Create a `credentials.json` file to store your MinIO credentials. This file should look like the following:

```json
{
    "url": "http://<minio-server-ip>:9001/api/v1/service-account-credentials",
    "endpoint": "<minio-server-ip>:9000",
    "accessKey": "<your-access-key>",
    "secretKey": "<your-secret-key>",
    "api": "s3v4",
    "path": "auto"
}
```

- Replace `<minio-server-ip>` with the IP address or domain where your MinIO service is hosted.
- Replace `<your-access-key>` and `<your-secret-key>` with the same values you used when setting up the MinIO Docker container.

### Step 4: Download FZ Influence Matrix Checkpoints

You will need to download the **FZ Influence Matrix checkpoints** and place them in the following directory:

```bash
analysis_checkpoints/dataset
```

Make sure the checkpoints are correctly placed in this directory for the analysis to work properly.

### Step 5: Verify the Setup

Ensure that your environment is configured correctly and that you have access to MinIO. You can use the MinIO console to verify that you can upload and access files from your data directory.

## Experiments
This section outlines the steps to reproduce the experiments from the paper. For all the experiments below we need to train models and compute scores at each checkpoint which can be done by the following:\
a. Use `train_cifar100.py` or `train_imagenet.py` to train models for CIFAR-100 and ImageNet, respectively. \
b. Run `score_cifar100.py` or `score_imagenet.py` to evaluate the models using CSG and other baselines on the CIFAR-100 and ImageNet models trained in step (a).

### 1. Validating Theory
c. Run `sim_exps/mem_sim_cifar100.ipynb` and `sim_exps/mem_sim_imagenet.ipynb` to reproduce the results for CIFAR-100 and ImageNet, respectively.

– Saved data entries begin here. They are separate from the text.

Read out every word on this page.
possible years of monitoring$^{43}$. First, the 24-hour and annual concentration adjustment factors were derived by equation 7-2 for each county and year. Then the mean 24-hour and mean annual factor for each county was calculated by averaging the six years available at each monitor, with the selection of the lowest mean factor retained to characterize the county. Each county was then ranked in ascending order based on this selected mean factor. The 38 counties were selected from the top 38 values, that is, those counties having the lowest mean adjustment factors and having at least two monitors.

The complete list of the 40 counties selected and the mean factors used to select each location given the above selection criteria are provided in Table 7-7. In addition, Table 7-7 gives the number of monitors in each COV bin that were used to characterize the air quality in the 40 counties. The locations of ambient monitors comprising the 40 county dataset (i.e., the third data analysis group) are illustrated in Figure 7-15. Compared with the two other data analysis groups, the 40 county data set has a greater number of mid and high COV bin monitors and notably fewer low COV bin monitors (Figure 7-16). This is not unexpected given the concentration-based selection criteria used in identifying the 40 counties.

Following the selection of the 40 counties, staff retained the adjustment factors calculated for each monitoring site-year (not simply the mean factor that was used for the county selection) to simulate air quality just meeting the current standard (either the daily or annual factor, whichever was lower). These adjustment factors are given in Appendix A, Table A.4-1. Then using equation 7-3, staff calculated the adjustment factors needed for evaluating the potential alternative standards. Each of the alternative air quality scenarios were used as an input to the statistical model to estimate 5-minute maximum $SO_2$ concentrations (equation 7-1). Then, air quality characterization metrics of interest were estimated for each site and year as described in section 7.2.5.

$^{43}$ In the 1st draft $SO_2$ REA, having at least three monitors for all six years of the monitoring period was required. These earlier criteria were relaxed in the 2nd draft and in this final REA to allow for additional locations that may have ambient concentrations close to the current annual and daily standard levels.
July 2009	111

### 2. Similarity with Memorization
c. Run `sim_exps/mem_sim_cifar100.ipynb` and `sim_exps/mem_sim_imagenet.ipynb` to reproduce the results for similarity with memorization.

### 3. Early Stopping
c. Run `early_stopping_exps/early_stopping.ipynb` to reproduce the results for similarity with memorization.

### 4. Mislabelled Experiment

To reproduce the mislabelled experiment results, follow these steps:

The mislabelled experiment involves training multiple models (mislabelled, k-fold confidence learning, and SSFT models) and then scoring them. To run all the training and scoring jobs for the mislabelled experiments, execute the following script:

```bash
sh ./mislabeled_exps/mislabeled_exps.sh
```

This script will:
- Train the mislabelled models, k-fold confidence learning models, and SSFT models for both CIFAR-10 and CIFAR-100 datasets, across different noise levels and seeds.
- Score the models for each epoch to compute baseline metrics and learning time.


After running the mislabelled experiments, analyze the results using the `analyze_mislabeled/analyze_mislabeled.ipynb` notebook. This notebook will compute relevant metrics and generate visualizations as described in the paper. You have to move this to the root folder i.e. in the same location and `config.json` and `credentials.json`.


### 5. Duplicate Detection Experiment

The duplicate detection experiment involves training SSFT models, confident learning models, and standard models for the CIFAR-10 and CIFAR-100 duplicate datasets, followed by scoring them using various metrics.

To run all the training and scoring jobs for the duplicate detection experiments, execute the following script:

```bash
sh ./duplicate_exps/duplicate_exps.sh
```

This script will:
- Train SSFT models with different seeds and parts for both CIFAR-10 and CIFAR-100 duplicate datasets.
- Train standard models for the duplicate datasets.
- Train confident learning models for both CIFAR-10 and CIFAR-100 duplicate datasets.
- Score the models and compute metrics such as loss curvature, gradient, and learning time for both datasets.

Once the duplicate detection experiment has completed, analyze the results using the `duplicate_exps/analyze_duplicates.ipynb` notebook. This notebook will compute and visualize the relevant metrics as described in the paper. You have to move this to the root folder i.e. in the same location and `config.json` and `credentials.json`.